异常不会产生临床表型的机制尚不清楚。由于已发表文献和公共数据库中对临床表型的有限或矛盾关联,该地区的遗传咨询变得具有挑战性。因此,我们的研究为基于产前诊断的21q21.1–21.2异常提供了良性证据,以便进行准确的遗传咨询。
我们感谢李蒙戴博士对文章和语法修改的建议。
涉及人类参与者的研究已经通过第三军医大学西南医院伦理委员会审查并获得批准(陆军军医大学)。编号为(B)KY2021023。参与本研究的被试者的法定监护人/近亲已提供书面知情同意。

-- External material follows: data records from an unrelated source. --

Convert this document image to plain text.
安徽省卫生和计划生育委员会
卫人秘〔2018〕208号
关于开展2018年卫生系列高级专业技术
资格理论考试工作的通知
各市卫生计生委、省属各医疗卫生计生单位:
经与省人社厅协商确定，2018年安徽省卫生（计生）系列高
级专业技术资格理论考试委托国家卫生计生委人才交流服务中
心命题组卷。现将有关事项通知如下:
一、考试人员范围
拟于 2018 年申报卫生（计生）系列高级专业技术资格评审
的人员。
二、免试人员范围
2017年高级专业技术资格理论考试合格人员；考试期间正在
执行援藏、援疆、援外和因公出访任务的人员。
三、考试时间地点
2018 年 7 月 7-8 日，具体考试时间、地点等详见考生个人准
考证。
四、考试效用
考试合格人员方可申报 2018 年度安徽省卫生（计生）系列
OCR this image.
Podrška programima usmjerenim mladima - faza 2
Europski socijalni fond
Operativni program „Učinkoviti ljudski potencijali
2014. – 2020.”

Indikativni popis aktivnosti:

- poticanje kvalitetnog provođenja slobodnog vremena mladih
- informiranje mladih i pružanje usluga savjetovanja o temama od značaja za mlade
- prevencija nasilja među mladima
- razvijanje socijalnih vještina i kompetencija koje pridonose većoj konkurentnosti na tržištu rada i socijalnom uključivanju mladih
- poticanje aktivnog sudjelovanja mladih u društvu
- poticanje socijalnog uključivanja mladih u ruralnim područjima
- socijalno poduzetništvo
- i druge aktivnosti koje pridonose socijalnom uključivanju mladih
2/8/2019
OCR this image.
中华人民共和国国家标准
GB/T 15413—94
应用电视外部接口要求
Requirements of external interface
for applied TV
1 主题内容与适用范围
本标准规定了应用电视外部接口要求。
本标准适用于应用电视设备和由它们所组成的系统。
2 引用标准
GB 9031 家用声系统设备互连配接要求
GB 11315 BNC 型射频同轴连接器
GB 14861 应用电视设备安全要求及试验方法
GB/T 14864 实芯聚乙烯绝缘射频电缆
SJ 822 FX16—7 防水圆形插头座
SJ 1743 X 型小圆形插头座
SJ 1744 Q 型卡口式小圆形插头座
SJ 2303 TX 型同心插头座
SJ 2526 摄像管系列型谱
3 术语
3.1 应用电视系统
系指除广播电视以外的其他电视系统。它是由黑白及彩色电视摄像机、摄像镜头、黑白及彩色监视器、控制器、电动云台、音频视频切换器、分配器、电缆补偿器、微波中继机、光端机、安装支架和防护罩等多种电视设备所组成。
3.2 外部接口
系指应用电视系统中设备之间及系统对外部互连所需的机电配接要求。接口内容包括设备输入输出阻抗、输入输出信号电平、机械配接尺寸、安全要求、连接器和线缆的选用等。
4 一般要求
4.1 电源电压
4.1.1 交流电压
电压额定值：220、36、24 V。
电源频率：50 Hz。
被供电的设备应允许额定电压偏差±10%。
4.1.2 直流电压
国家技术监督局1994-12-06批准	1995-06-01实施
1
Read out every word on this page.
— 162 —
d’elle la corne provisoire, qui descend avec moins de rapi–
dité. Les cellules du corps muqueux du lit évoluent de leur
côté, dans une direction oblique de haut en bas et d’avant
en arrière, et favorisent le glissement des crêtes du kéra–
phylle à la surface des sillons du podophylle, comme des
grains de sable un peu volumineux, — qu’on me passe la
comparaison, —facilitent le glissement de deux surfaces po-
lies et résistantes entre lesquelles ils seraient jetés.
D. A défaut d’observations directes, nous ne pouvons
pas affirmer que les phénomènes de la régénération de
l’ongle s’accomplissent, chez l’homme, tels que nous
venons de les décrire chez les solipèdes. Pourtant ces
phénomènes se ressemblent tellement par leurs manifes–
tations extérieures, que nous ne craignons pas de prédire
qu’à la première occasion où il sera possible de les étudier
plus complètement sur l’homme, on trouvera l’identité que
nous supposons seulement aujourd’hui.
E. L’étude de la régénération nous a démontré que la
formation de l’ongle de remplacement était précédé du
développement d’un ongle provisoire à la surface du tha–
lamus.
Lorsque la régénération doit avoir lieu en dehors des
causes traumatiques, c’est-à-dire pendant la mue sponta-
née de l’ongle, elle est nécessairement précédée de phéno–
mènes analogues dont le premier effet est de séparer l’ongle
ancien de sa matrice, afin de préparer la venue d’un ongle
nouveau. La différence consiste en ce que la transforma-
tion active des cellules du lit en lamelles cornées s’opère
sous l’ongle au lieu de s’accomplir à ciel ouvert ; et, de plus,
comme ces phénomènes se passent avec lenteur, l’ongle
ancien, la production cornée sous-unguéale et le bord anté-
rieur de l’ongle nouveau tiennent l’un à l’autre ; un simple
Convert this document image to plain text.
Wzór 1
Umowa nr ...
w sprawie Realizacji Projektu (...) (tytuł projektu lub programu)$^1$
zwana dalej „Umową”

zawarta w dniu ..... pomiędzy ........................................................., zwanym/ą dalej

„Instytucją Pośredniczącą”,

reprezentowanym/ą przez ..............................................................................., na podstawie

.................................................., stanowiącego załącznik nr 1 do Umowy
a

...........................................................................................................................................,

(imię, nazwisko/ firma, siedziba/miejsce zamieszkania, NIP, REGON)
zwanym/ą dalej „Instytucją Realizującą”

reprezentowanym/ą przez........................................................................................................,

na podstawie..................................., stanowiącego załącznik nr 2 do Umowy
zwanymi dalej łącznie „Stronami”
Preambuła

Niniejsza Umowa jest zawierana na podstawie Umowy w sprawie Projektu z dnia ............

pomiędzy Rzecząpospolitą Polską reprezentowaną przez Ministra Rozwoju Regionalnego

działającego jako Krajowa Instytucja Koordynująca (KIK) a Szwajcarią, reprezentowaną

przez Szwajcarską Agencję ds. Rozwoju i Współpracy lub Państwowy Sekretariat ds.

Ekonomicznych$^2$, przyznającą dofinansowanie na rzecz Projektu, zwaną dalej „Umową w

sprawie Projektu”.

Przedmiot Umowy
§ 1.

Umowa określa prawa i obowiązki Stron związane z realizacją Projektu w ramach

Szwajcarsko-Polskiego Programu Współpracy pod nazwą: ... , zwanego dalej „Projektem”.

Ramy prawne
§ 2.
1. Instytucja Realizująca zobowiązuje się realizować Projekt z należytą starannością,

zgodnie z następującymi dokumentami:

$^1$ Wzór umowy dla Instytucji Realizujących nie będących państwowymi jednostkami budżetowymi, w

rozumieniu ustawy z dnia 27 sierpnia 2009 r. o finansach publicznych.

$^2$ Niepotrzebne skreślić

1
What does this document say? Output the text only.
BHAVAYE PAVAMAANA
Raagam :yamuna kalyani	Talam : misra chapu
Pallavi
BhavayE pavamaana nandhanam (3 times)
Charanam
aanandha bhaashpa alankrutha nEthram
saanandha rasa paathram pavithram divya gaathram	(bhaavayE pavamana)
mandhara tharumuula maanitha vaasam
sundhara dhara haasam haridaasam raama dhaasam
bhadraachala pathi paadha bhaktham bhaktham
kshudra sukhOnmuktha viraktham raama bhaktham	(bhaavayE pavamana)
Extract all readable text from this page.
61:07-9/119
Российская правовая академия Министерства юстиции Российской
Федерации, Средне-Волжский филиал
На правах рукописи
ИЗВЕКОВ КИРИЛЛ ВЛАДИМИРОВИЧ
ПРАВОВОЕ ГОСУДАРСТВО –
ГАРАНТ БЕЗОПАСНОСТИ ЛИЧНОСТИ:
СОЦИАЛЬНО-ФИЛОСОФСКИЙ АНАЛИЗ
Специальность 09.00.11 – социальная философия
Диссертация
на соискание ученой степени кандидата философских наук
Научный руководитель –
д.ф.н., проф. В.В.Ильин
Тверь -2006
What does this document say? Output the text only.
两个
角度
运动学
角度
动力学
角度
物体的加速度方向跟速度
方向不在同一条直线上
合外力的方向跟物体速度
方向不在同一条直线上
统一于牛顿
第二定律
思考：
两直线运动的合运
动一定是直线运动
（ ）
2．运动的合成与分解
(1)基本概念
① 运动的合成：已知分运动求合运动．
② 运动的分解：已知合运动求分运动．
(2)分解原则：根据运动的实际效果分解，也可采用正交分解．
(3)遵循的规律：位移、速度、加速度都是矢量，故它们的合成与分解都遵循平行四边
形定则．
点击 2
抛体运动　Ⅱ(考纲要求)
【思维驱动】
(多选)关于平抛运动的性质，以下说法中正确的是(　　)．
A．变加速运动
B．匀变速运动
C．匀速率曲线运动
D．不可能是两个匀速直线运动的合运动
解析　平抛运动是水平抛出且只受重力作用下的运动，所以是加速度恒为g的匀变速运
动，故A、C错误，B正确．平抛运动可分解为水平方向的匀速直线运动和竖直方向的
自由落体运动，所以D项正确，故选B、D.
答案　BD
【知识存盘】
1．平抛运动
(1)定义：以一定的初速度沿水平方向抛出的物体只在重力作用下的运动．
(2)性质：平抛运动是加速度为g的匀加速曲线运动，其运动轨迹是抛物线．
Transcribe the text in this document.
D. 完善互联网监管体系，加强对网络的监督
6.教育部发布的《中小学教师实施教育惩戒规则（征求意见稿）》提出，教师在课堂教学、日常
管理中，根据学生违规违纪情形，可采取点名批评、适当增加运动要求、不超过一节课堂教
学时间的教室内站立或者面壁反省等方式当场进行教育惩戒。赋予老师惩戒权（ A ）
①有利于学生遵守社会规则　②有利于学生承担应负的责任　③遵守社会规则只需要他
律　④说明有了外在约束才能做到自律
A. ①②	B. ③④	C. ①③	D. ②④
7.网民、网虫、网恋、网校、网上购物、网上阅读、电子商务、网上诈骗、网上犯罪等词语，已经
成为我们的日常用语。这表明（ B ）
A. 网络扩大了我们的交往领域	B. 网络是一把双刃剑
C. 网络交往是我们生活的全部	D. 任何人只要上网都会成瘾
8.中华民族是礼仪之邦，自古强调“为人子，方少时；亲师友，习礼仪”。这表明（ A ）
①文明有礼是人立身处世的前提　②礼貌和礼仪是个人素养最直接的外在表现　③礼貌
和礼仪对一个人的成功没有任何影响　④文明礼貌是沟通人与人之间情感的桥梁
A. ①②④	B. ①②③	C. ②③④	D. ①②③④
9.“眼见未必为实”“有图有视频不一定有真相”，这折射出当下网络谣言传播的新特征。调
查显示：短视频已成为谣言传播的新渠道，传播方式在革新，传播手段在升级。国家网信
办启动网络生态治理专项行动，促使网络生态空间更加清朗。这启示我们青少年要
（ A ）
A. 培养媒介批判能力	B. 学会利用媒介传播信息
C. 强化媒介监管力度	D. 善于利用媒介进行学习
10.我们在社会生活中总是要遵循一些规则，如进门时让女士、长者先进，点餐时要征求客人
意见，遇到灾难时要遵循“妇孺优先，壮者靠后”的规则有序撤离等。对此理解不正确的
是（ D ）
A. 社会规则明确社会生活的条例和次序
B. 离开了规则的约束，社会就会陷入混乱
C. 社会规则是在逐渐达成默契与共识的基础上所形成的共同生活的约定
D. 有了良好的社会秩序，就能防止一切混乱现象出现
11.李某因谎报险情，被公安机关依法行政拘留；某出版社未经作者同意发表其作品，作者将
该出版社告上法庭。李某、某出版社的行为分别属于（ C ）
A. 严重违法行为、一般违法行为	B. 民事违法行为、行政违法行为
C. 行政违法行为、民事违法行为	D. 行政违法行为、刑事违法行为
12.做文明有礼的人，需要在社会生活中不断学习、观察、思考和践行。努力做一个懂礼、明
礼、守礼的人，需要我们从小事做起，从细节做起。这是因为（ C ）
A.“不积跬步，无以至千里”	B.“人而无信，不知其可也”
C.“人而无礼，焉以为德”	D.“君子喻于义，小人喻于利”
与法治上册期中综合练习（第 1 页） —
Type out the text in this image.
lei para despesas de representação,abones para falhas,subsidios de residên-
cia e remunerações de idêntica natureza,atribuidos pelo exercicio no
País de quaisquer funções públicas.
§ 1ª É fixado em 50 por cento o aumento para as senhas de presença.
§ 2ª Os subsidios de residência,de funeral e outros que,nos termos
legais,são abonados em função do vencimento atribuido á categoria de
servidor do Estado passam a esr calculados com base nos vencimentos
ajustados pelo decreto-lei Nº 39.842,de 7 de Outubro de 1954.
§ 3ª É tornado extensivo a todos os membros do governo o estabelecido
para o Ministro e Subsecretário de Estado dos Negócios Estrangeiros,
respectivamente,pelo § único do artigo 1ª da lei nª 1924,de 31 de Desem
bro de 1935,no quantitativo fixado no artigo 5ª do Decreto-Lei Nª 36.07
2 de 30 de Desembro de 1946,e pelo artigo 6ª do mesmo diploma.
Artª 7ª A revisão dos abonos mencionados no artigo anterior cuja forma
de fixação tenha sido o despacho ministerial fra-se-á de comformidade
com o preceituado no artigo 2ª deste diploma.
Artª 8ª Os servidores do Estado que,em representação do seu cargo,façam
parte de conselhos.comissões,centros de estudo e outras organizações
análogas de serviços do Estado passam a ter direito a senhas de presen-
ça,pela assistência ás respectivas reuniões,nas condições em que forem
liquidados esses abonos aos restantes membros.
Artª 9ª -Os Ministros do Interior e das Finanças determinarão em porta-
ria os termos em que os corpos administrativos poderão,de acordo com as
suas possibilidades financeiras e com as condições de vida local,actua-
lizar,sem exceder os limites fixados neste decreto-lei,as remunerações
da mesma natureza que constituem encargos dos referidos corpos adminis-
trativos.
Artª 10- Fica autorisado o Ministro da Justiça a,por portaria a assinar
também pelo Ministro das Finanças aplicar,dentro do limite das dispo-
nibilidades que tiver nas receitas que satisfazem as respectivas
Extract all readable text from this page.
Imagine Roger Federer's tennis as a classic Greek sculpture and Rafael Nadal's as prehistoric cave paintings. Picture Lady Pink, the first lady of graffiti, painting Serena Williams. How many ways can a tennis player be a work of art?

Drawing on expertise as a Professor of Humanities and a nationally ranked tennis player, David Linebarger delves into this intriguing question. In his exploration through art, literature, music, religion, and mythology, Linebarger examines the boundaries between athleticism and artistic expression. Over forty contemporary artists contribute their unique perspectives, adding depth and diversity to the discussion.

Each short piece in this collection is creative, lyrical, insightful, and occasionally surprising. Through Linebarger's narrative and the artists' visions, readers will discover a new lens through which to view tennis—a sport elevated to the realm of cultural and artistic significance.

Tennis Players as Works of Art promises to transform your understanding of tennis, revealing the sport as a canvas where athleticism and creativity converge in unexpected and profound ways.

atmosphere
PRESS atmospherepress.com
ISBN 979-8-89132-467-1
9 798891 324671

HH 设计了研究并撰写了文章,RZ 进行了染色体分析,YM 进行了样本处理和数据分析,YL 进行了数据统计,YP 进行了后续工作,JX 进行了细胞培养,LJ 校对了论文并获取了资金,DW 进行了项目管理。
这项工作得到了中国国家自然科学基金资助(编号81971369,LJ)的支持。
作者声明,该研究在没有任何可能被解释为潜在利益冲突的商业或财务关系的情况下进行。
本文中所有观点仅代表作者自己的观点,不一定代表他们所属的组织,也不代表出版商、编辑和审稿人的观点。本文可能评估的任何产品或制造商可能提出的任何声明,出版商不作保证或认可。